Ce modèle exposé aux nanoparticules de TiO2, a permis aux scientifiques de découvrir que le titane se loge dans les cellules endothéliales: la barrière de protection est donc rompue. Ils ont également constaté une inflammation cérébro-vasculaire, mais aussi, et plus inquiétant encore, une diminution de l'activité de la protéine P-glycoprotéine qui permet normalement de bloquer les toxines entrant dans le cerveau.
Ainsi on peut craindre que les travailleurs qui transforment ces particules dans les industries alimentaires puissent être aussi victime de ces effets néfastes.

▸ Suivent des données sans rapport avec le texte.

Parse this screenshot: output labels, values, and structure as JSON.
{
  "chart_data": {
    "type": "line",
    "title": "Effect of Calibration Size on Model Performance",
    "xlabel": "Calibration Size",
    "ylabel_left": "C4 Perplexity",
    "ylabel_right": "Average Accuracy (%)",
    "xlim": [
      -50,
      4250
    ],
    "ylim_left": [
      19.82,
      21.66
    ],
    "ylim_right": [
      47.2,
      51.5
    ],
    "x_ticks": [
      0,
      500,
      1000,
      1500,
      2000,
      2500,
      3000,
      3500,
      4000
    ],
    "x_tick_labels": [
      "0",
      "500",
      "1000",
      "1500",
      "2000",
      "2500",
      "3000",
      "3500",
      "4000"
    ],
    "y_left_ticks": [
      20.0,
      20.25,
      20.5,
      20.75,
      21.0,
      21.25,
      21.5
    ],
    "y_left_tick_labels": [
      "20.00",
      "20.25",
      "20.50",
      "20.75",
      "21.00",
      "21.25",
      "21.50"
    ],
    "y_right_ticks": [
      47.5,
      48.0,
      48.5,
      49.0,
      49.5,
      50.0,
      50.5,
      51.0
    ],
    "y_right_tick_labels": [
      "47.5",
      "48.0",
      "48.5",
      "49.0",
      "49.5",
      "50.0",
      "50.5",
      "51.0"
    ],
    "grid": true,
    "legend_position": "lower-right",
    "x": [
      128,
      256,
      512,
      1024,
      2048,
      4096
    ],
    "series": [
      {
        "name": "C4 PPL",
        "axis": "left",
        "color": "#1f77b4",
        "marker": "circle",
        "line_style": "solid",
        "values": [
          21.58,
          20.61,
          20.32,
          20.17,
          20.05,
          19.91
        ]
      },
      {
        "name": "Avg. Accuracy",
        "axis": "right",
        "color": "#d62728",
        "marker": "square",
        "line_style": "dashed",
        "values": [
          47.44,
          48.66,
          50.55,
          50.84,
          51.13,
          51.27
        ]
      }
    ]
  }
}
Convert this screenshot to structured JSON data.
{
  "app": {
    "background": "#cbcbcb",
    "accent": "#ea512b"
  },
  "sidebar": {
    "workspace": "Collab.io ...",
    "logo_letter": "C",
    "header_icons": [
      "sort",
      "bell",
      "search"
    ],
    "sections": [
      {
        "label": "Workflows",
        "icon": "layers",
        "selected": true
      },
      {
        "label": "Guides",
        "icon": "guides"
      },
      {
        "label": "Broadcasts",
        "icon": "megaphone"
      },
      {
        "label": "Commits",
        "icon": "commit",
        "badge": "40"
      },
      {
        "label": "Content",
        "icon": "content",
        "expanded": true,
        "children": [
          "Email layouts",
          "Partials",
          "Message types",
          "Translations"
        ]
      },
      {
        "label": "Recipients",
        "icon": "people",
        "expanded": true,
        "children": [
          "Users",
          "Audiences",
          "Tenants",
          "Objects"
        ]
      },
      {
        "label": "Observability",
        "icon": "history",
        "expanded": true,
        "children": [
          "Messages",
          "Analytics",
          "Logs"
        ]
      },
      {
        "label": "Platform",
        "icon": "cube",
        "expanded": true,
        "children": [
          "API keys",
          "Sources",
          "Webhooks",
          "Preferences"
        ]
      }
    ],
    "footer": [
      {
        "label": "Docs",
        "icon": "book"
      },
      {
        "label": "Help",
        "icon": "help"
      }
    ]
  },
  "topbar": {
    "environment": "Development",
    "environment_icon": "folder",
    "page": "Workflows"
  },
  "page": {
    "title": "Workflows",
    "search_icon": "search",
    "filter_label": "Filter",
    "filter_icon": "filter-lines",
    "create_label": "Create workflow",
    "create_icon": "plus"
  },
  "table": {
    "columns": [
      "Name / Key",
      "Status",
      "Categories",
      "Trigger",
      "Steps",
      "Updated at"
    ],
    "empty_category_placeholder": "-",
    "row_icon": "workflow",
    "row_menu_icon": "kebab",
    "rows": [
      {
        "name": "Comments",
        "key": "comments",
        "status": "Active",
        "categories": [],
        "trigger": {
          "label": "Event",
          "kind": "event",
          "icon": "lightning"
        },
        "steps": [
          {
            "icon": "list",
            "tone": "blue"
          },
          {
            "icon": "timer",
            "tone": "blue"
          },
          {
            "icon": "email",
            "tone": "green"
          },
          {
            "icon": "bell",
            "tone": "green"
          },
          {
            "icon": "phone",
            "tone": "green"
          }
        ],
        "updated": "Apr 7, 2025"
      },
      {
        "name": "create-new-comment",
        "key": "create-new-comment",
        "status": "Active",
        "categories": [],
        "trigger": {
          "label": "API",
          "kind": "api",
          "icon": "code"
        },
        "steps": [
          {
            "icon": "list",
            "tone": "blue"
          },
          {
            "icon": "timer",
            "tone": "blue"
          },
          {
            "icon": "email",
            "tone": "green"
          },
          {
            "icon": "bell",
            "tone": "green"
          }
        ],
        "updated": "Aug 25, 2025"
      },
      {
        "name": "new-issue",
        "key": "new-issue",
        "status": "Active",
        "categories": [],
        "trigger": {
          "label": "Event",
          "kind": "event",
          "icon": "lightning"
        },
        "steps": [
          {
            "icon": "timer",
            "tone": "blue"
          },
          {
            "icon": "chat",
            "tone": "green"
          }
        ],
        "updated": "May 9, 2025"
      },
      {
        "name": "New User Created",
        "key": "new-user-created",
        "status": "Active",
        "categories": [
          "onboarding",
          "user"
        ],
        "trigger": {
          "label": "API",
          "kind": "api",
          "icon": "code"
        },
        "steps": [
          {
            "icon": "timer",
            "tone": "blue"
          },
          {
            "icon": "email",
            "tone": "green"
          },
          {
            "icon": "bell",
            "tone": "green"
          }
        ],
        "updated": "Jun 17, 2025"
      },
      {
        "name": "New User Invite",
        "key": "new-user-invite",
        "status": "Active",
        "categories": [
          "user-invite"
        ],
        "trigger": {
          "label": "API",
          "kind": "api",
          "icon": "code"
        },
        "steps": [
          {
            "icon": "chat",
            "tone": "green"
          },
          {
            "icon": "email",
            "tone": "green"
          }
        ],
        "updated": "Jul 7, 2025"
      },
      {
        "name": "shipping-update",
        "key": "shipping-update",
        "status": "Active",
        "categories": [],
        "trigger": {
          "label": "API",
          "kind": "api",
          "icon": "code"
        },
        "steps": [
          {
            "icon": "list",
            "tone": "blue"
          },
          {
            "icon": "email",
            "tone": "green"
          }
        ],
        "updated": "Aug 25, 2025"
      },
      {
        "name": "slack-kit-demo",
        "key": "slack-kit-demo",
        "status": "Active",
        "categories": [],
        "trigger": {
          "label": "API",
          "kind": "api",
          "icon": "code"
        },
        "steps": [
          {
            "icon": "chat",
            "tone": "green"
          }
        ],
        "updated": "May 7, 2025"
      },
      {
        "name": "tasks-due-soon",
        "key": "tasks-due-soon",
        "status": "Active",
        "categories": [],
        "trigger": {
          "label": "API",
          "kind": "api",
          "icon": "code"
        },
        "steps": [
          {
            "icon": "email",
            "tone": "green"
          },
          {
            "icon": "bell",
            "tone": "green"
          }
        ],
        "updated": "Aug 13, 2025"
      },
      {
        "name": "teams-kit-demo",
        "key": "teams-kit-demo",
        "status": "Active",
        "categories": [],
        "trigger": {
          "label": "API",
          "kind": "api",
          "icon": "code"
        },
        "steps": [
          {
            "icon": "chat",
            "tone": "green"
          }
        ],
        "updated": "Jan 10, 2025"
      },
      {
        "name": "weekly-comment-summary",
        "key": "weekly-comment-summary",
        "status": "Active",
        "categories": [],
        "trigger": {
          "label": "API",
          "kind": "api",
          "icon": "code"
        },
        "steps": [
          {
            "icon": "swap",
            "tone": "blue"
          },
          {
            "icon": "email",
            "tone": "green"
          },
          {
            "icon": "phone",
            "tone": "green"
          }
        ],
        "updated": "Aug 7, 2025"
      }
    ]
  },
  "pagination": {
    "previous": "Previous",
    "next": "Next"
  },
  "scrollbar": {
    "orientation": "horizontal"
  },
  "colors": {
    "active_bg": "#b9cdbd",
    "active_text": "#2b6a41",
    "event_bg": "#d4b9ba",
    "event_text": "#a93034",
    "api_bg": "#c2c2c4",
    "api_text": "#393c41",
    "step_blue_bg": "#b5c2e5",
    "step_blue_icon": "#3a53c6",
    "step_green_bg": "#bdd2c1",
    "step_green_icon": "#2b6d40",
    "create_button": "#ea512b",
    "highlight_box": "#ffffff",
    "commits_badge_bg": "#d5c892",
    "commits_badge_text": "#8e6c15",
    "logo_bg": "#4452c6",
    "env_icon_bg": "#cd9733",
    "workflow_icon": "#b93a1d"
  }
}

Une autre étude ("Nanoparticles can cause DNA damage across a cellular barrier" publié le 5 novembre 2009) compare même l'effet de ces nanoparticules au désastre sanitaire engendré par l'amiante. En effet, les nanoparticules (ici un alliage de Cobalt-Chrome de 30 nanomètres) endommageraient l'ADN à distance au travers une barrière cellulaire, sans avoir besoin dela franchir. Il s'agirait d'un mécanisme, jusque là inconnu, utilisant les "canaux de comunication" de la barrère. La modification du patrimoine génétique, évidement désastreuse, aurait un grand impact, notamment au niveau du développement des cancers.
Même si l'étude concerne surtout le milieu médical (l'alliage en question étant utilisé dans des prothèses de hanches), on peut assez facilement imaginer de pareils dégats causés par la nanoalimentation, notamment avec l'utilisation denano-tubes de carbone, très résistants.
Les nanoparticules sont-elles biodégradables ? Existe t'il des risques de bio-accumulation, de transfert vers les écosystème ? Aujourd'hui, personne ne peut répondre à ces questions avec certitude, mais cela n'a pas empêché la mise sur le marché de produits nano-structurés en dépit du principe de précaution et surtout en dépit des études déjà réalisées prouvant leur nocivité.
Si elle laisse miroiter des perspectives révolutionnaires, la nanoalimentation n'est-elle pas avant tout un danger pour la sécurité sanitaire de tous ?
1: couche de cellules servant à protéger certaines surfaces, comme l'extérieur d'un organe ou la paroi interne d'une cavité du corps.